The benefits of safety are numerous, but convincing your company to invest the required time and money in an effective safety plan can still be difficult. Many company leaders will have the business’ bottom line in mind, and spending money on safety may not be a priority. To help you convince your company that safety deserves attention, let’s take a look at some of the economic reasons safety is worthwhile. Additionally, we’ll include some resources you can use to back up these points with numbers.

Direct Costs of Workplace Accidents

money, direct cost

If your company has ever experienced an accident resulting in an injury, then those in charge certainly know the direct costs of an incident can be significant. Workers’ compensation payments and medical expenses can pile up quickly, and those are bills no employer likes to see. Accidents can also result in higher insurance premiums, which add up over time. Having numerous accidents could also result in an OSHA inspection, which could lead to additional fines.

Indirect Costs of Workplace Accidents

Those direct costs may be the most visible monetary setbacks after a workplace accident, but the indirect costs can actually be significantly higher than the direct ones. According to OSHA, the ratio of indirect costs to direct costs can vary from 1:1 to as high as 20:1. Those costs can really add up, so let’s consider some of notable indirect costs.

Lost Production Time – The injured employee will spend time away from work, other employees may have to dedicate time they would normally spend working to dealing with the accident and supervisors will have to spend time investigating and documenting the incident. All of those hours spent away from regular work cost the company money, both in employee wages and in lost production.
Cleanup & Repair Time – If the accident damaged equipment or spilled hazardous chemicals, time will have to be spent cleaning up and repairing those things. That’s time that could be spent making your products.
Damaged or Spoiled Products – When an accident is large enough to halt operations, your products may be damaged or spoiled as a result. For example, maybe an accident at a food processing plant results in product being spilled on the floor. That product is likely no longer usable, and that’s a loss of money for the company.
Time Spent Training New Employees – Will your injured employee need to spend a significant amount of time away from work? If so, you may have to hire and train someone to fill in. Alternatively, if you don’t hire a new worker, other workers may have to work overtime, which can also become quite costly for the company.
Negative PR – Nobody wants bad press, but an accident at your company could result in some news coverage that may not show your business in the best light.
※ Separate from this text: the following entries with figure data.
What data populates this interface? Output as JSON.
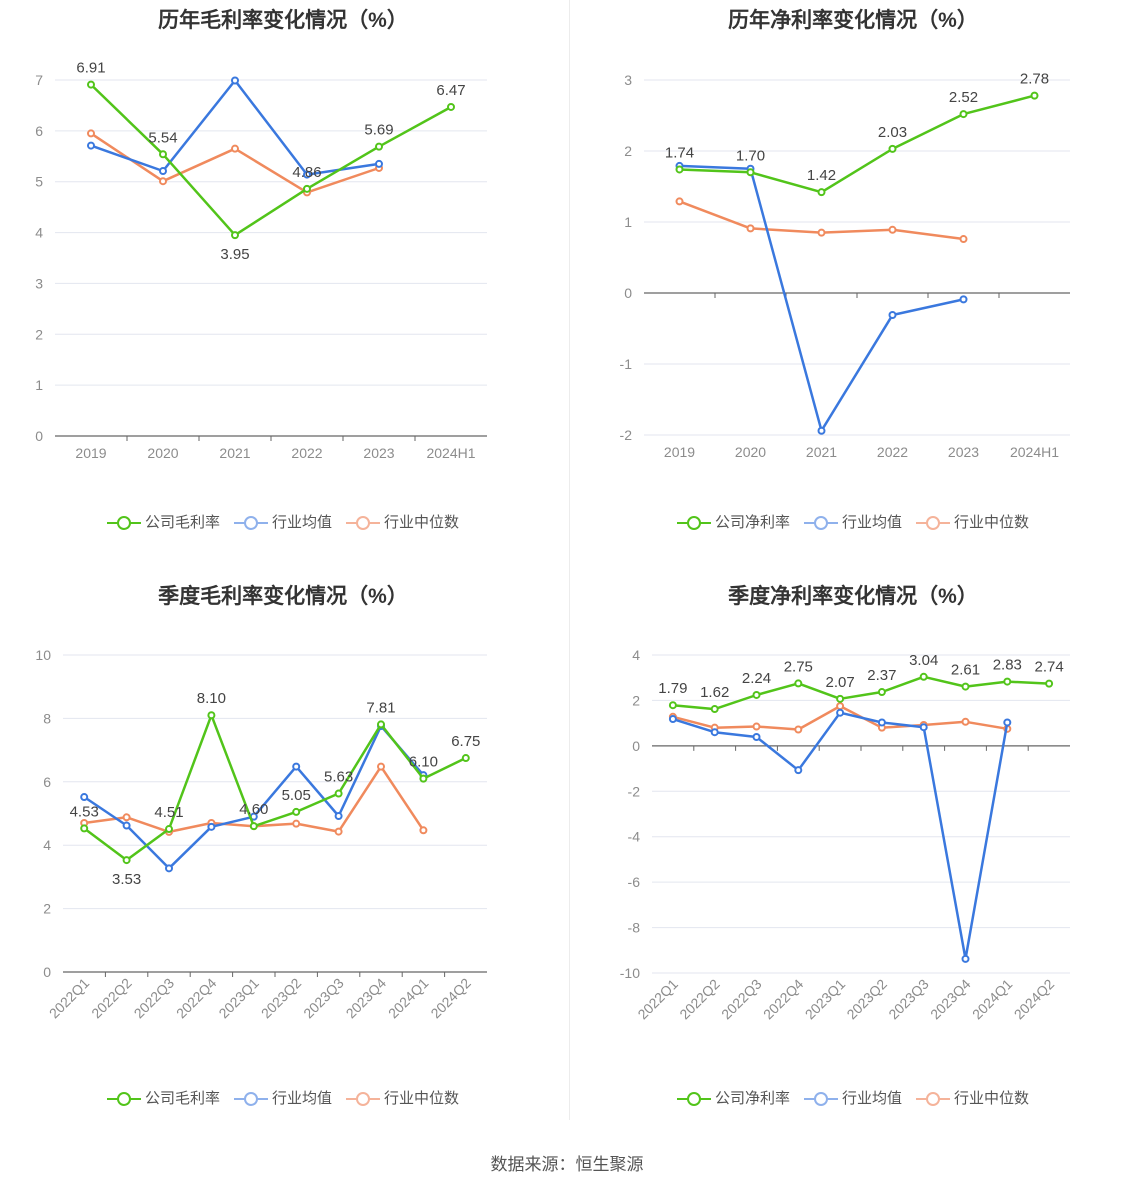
{
  "source_label": "数据来源：恒生聚源",
  "colors": {
    "company": "#52c41a",
    "avg": "#3a78de",
    "median": "#f08a5d",
    "axis": "#666666",
    "grid": "#e3e6ef",
    "tick": "#8c8c8c",
    "label": "#444444"
  },
  "charts": [
    {
      "id": "annual-gross",
      "title": "历年毛利率变化情况（%）",
      "legend": [
        "公司毛利率",
        "行业均值",
        "行业中位数"
      ],
      "chart_data": {
        "type": "line",
        "categories": [
          "2019",
          "2020",
          "2021",
          "2022",
          "2023",
          "2024H1"
        ],
        "ylim": [
          0,
          7
        ],
        "yticks": [
          0,
          1,
          2,
          3,
          4,
          5,
          6,
          7
        ],
        "series": [
          {
            "name": "公司毛利率",
            "values": [
              6.91,
              5.54,
              3.95,
              4.86,
              5.69,
              6.47
            ],
            "labels": [
              "6.91",
              "5.54",
              "3.95",
              "4.86",
              "5.69",
              "6.47"
            ]
          },
          {
            "name": "行业均值",
            "values": [
              5.71,
              5.21,
              6.99,
              5.14,
              5.35,
              null
            ]
          },
          {
            "name": "行业中位数",
            "values": [
              5.95,
              5.01,
              5.65,
              4.79,
              5.27,
              null
            ]
          }
        ]
      }
    },
    {
      "id": "annual-net",
      "title": "历年净利率变化情况（%）",
      "legend": [
        "公司净利率",
        "行业均值",
        "行业中位数"
      ],
      "chart_data": {
        "type": "line",
        "categories": [
          "2019",
          "2020",
          "2021",
          "2022",
          "2023",
          "2024H1"
        ],
        "ylim": [
          -2,
          3
        ],
        "yticks": [
          -2,
          -1,
          0,
          1,
          2,
          3
        ],
        "series": [
          {
            "name": "公司净利率",
            "values": [
              1.74,
              1.7,
              1.42,
              2.03,
              2.52,
              2.78
            ],
            "labels": [
              "1.74",
              "1.70",
              "1.42",
              "2.03",
              "2.52",
              "2.78"
            ]
          },
          {
            "name": "行业均值",
            "values": [
              1.79,
              1.75,
              -1.94,
              -0.31,
              -0.09,
              null
            ]
          },
          {
            "name": "行业中位数",
            "values": [
              1.29,
              0.91,
              0.85,
              0.89,
              0.76,
              null
            ]
          }
        ]
      }
    },
    {
      "id": "quarterly-gross",
      "title": "季度毛利率变化情况（%）",
      "legend": [
        "公司毛利率",
        "行业均值",
        "行业中位数"
      ],
      "chart_data": {
        "type": "line",
        "categories": [
          "2022Q1",
          "2022Q2",
          "2022Q3",
          "2022Q4",
          "2023Q1",
          "2023Q2",
          "2023Q3",
          "2023Q4",
          "2024Q1",
          "2024Q2"
        ],
        "ylim": [
          0,
          10
        ],
        "yticks": [
          0,
          2,
          4,
          6,
          8,
          10
        ],
        "series": [
          {
            "name": "公司毛利率",
            "values": [
              4.53,
              3.53,
              4.51,
              8.1,
              4.6,
              5.05,
              5.63,
              7.81,
              6.1,
              6.75
            ],
            "labels": [
              "4.53",
              "3.53",
              "4.51",
              "8.10",
              "4.60",
              "5.05",
              "5.63",
              "7.81",
              "6.10",
              "6.75"
            ]
          },
          {
            "name": "行业均值",
            "values": [
              5.52,
              4.62,
              3.27,
              4.58,
              4.9,
              6.48,
              4.92,
              7.76,
              6.21,
              null
            ]
          },
          {
            "name": "行业中位数",
            "values": [
              4.7,
              4.88,
              4.42,
              4.7,
              4.6,
              4.68,
              4.43,
              6.48,
              4.47,
              null
            ]
          }
        ]
      }
    },
    {
      "id": "quarterly-net",
      "title": "季度净利率变化情况（%）",
      "legend": [
        "公司净利率",
        "行业均值",
        "行业中位数"
      ],
      "chart_data": {
        "type": "line",
        "categories": [
          "2022Q1",
          "2022Q2",
          "2022Q3",
          "2022Q4",
          "2023Q1",
          "2023Q2",
          "2023Q3",
          "2023Q4",
          "2024Q1",
          "2024Q2"
        ],
        "ylim": [
          -10,
          4
        ],
        "yticks": [
          -10,
          -8,
          -6,
          -4,
          -2,
          0,
          2,
          4
        ],
        "series": [
          {
            "name": "公司净利率",
            "values": [
              1.79,
              1.62,
              2.24,
              2.75,
              2.07,
              2.37,
              3.04,
              2.61,
              2.83,
              2.74
            ],
            "labels": [
              "1.79",
              "1.62",
              "2.24",
              "2.75",
              "2.07",
              "2.37",
              "3.04",
              "2.61",
              "2.83",
              "2.74"
            ]
          },
          {
            "name": "行业均值",
            "values": [
              1.18,
              0.6,
              0.39,
              -1.07,
              1.46,
              1.03,
              0.82,
              -9.38,
              1.03,
              null
            ]
          },
          {
            "name": "行业中位数",
            "values": [
              1.28,
              0.8,
              0.85,
              0.72,
              1.75,
              0.8,
              0.92,
              1.06,
              0.75,
              null
            ]
          }
        ]
      }
    }
  ]
}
While company image may not have an immediate effect on the company’s bills, it can quickly have an impact on the amount of money coming in the door.
Lower Worker Morale – An accident in the workplace can make other employees feel uncomfortable or less enthusiastic about doing their jobs. This can result in increased absenteeism and it can make it difficult for a company to retain employees.

Make the Case for Safety

money, bottom line

Now that we’ve seen how many indirect costs come along with accidents, it’s time to think about this issue from the perspective of those giving safety managers the go-ahead to implement new safety programs. How will focusing on safety help the company in the long run?
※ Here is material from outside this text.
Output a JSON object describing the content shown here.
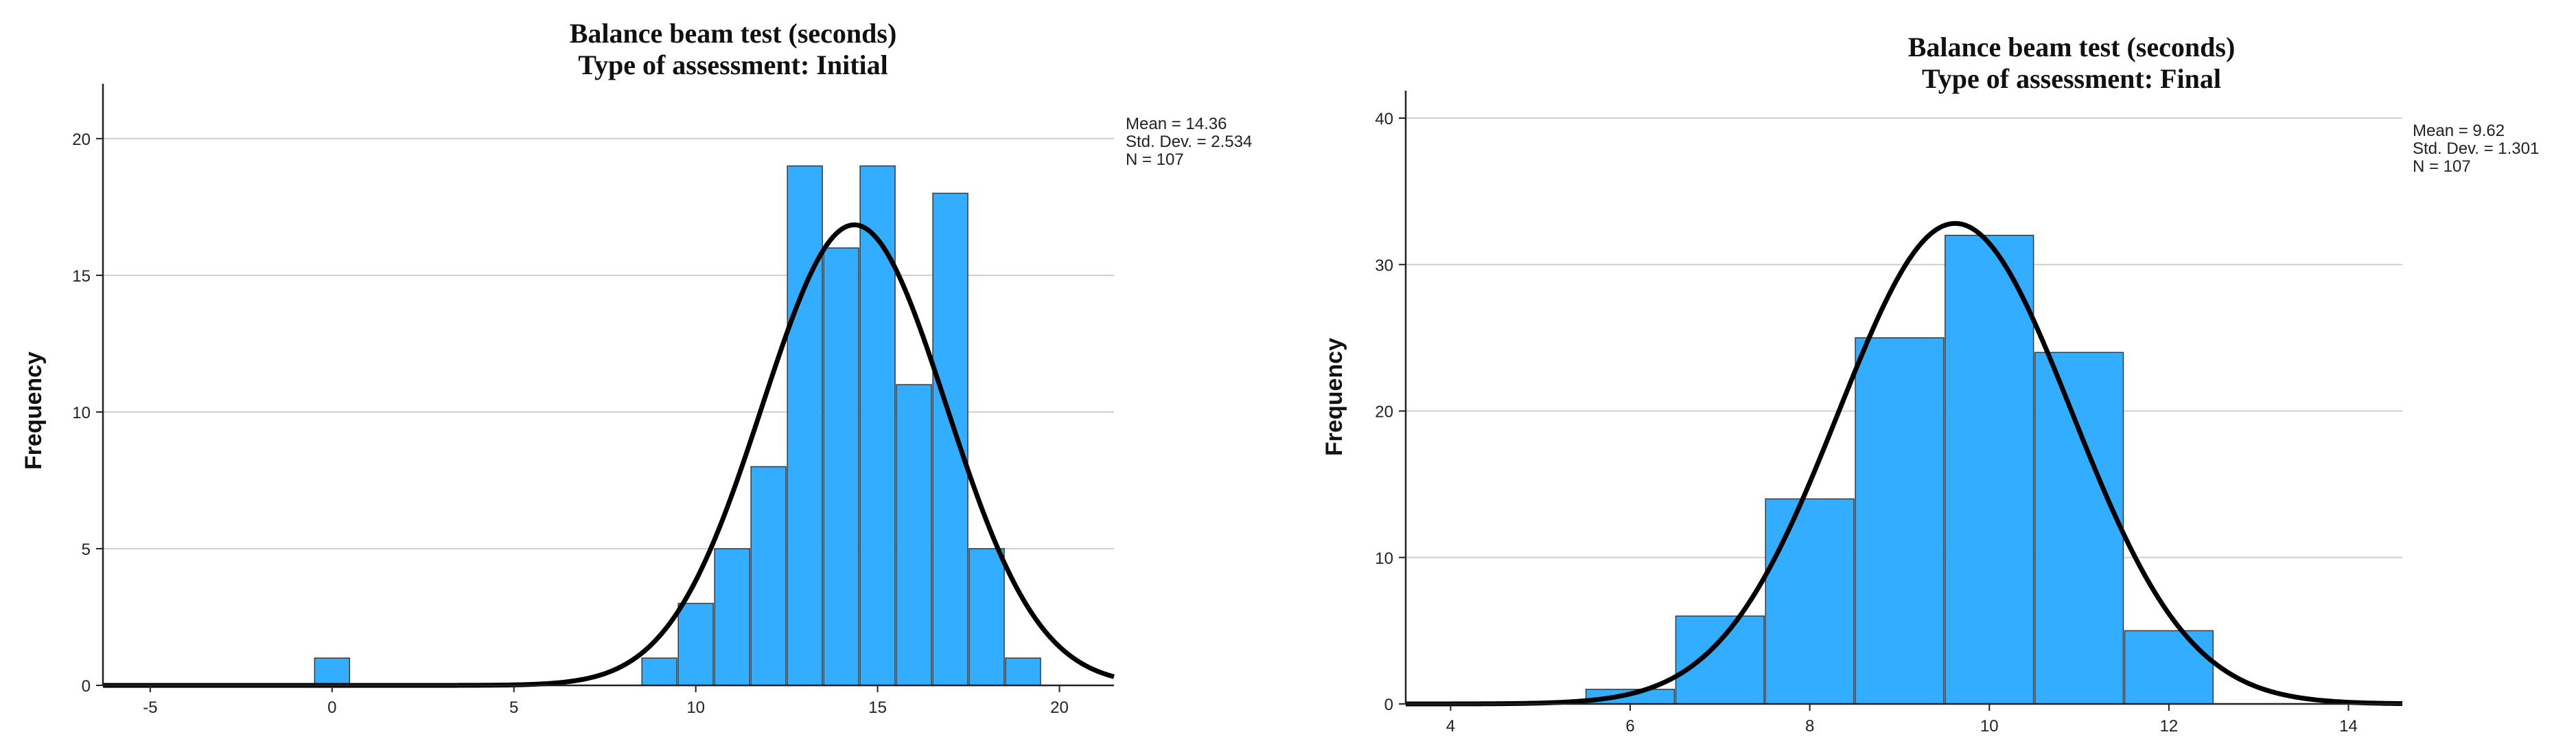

This is when you can show company leaders how soon they’ll see a return on their investment. If they spend a certain amount of money now, they’re going to want to know how long it will take for those dollars to pay off. ASSE offers some resources detailing return on investment in the safety industry, and the Center for Construction Research and Training provides a return on investment calculator. Come up with a few safety improvement scenarios that the company could pursue and show how quickly those up-front costs will pay off. Maybe they could purchase a new type of PPE or invest in new safety signs in a certain area. Think about what is most relevant to your facility and show why it matters.

You can also use OSHA’s $afety Pays tool to help calculate indirect costs for accidents. Doing this using recent accident data from your company can really demonstrate to decision makers that safety now will save money later.

Finally, point out that lacking a safety program will not only result in costly injuries, it may also make the business less competitive. A company’s accident and injury history can impact things like insurance premiums, and it can also damage the company’s ability to get jobs. If the business does contract work for others, those people may opt for companies with better safety records.

Recent studies show that for every dollar spent on safety programs, four to six dollars are actually saved. Numbers like that will grab attention, so go to your employer with the statistics and facts to show why safety is good for people and for business.